- Born: Darwen, Lancashire, England
- Known for: Mosaics, 'Newsaics'
- Notable work: Jimi in Plectrums (2011); Lemmy in ceramic tiles (2006);

= Ed Chapman (artist) =

British mosaic artist

Ed Chapman (born 1971), in Darwen, Lancashire is a mosaic artist, the son of artist Margaret Chapman who was from the Northern School.

Chapman became a professional artist in the 1990s. His artistic influences include Chuck Close, Robert Rauschenberg, and Jamie Reid. His work has sold in more than 25 countries, and has been exhibited in galleries in the UK and around the world.

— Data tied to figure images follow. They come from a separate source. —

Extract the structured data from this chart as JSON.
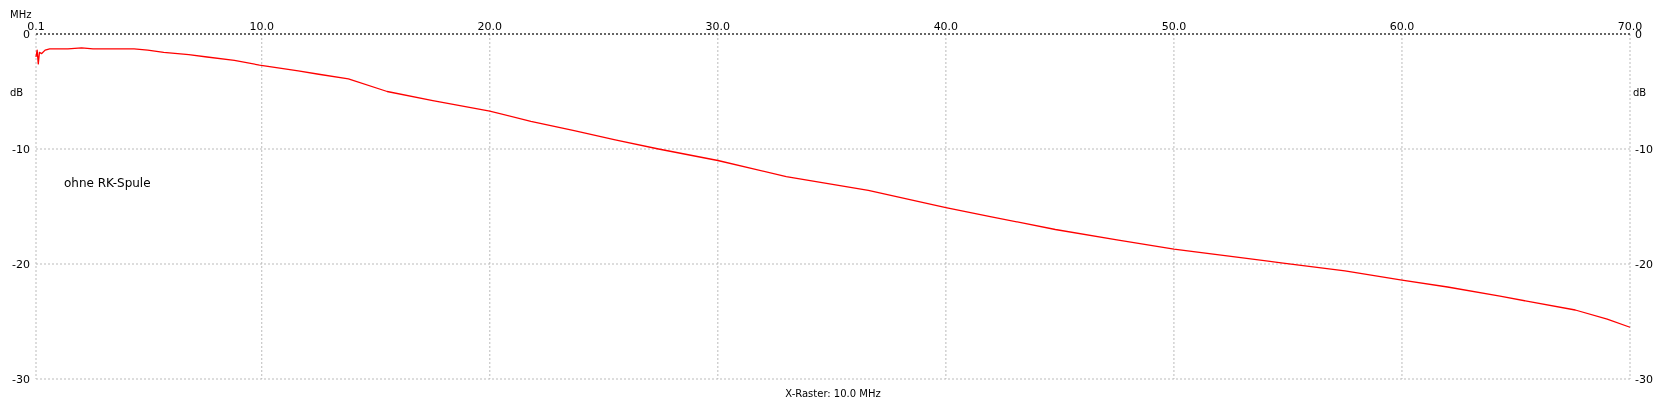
{
  "chart_data": {
    "type": "line",
    "xlabel": "MHz",
    "ylabel": "dB",
    "y2label": "dB",
    "annotations": [
      "ohne RK-Spule",
      "X-Raster: 10.0 MHz"
    ],
    "series": [
      {
        "color": "#ff0000",
        "x": [
          0.1,
          0.15,
          0.2,
          0.25,
          0.35,
          0.5,
          0.7,
          1.0,
          1.5,
          2.1,
          2.6,
          3.5,
          4.4,
          5.0,
          5.7,
          6.8,
          7.6,
          8.8,
          9.9,
          11.6,
          12.5,
          13.8,
          15.5,
          17.5,
          20.0,
          21.8,
          23.7,
          25.5,
          27.4,
          30.0,
          33.0,
          36.6,
          40.0,
          42.0,
          44.8,
          47.5,
          50.0,
          54.7,
          57.5,
          60.0,
          62.0,
          64.3,
          67.6,
          69.0,
          70.0
        ],
        "values": [
          -2.0,
          -1.4,
          -2.6,
          -1.6,
          -1.7,
          -1.4,
          -1.3,
          -1.3,
          -1.3,
          -1.2,
          -1.3,
          -1.3,
          -1.3,
          -1.4,
          -1.6,
          -1.8,
          -2.0,
          -2.3,
          -2.7,
          -3.2,
          -3.5,
          -3.9,
          -5.0,
          -5.8,
          -6.7,
          -7.6,
          -8.4,
          -9.2,
          -10.0,
          -11.0,
          -12.4,
          -13.6,
          -15.1,
          -15.9,
          -17.0,
          -17.9,
          -18.7,
          -19.9,
          -20.6,
          -21.4,
          -22.0,
          -22.8,
          -24.0,
          -24.8,
          -25.5
        ]
      }
    ],
    "xlim": [
      0.1,
      70
    ],
    "xticks": [
      0.1,
      {
        "value": 10,
        "label": "10.0"
      },
      {
        "value": 20,
        "label": "20.0"
      },
      {
        "value": 30,
        "label": "30.0"
      },
      {
        "value": 40,
        "label": "40.0"
      },
      {
        "value": 50,
        "label": "50.0"
      },
      {
        "value": 60,
        "label": "60.0"
      },
      {
        "value": 70,
        "label": "70.0"
      }
    ],
    "ylim": [
      -30,
      0
    ],
    "yticks": [
      0,
      -10,
      -20,
      -30
    ],
    "y2lim": [
      -30,
      0
    ],
    "y2ticks": [
      0,
      -10,
      -20,
      -30
    ],
    "grid": true,
    "marker": "none",
    "line_style": "solid"
  }
}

He has created several 'firsts' in mosaic, including Jimi Hendrix from Fender guitar picks, tennis star Andy Murray on carpet made from household items like tomato sauce and lipstick, Albert Einstein in metal, a chewing gum mosaic, a bullets mosaic and several others. Among his mosaics are portraits of David Bowie, Nelson Mandela, David Beckham in penny coins, Alan Sugar (done in sugar cubes) and Eric Cantona. Annie Lennox, Lemmy the founding member of Motörhead and chef Gordon Ramsay are among the clients who have commissioned a work by him. His portrait of Richard Burton incorporating 500 million-year-old Welsh slate was commissioned by the actor's widow Sally Burton in 2015 to mark 90 years since the actor's birth. The portrait is at Swansea University.

Chapman's mosaic of Jimi Hendrix, made of 5000 Fender guitar picks was auctioned for £23,000/$35000, one of the highest prices ever paid for a mosaic piece of art - with proceeds going to Cancer Research UK.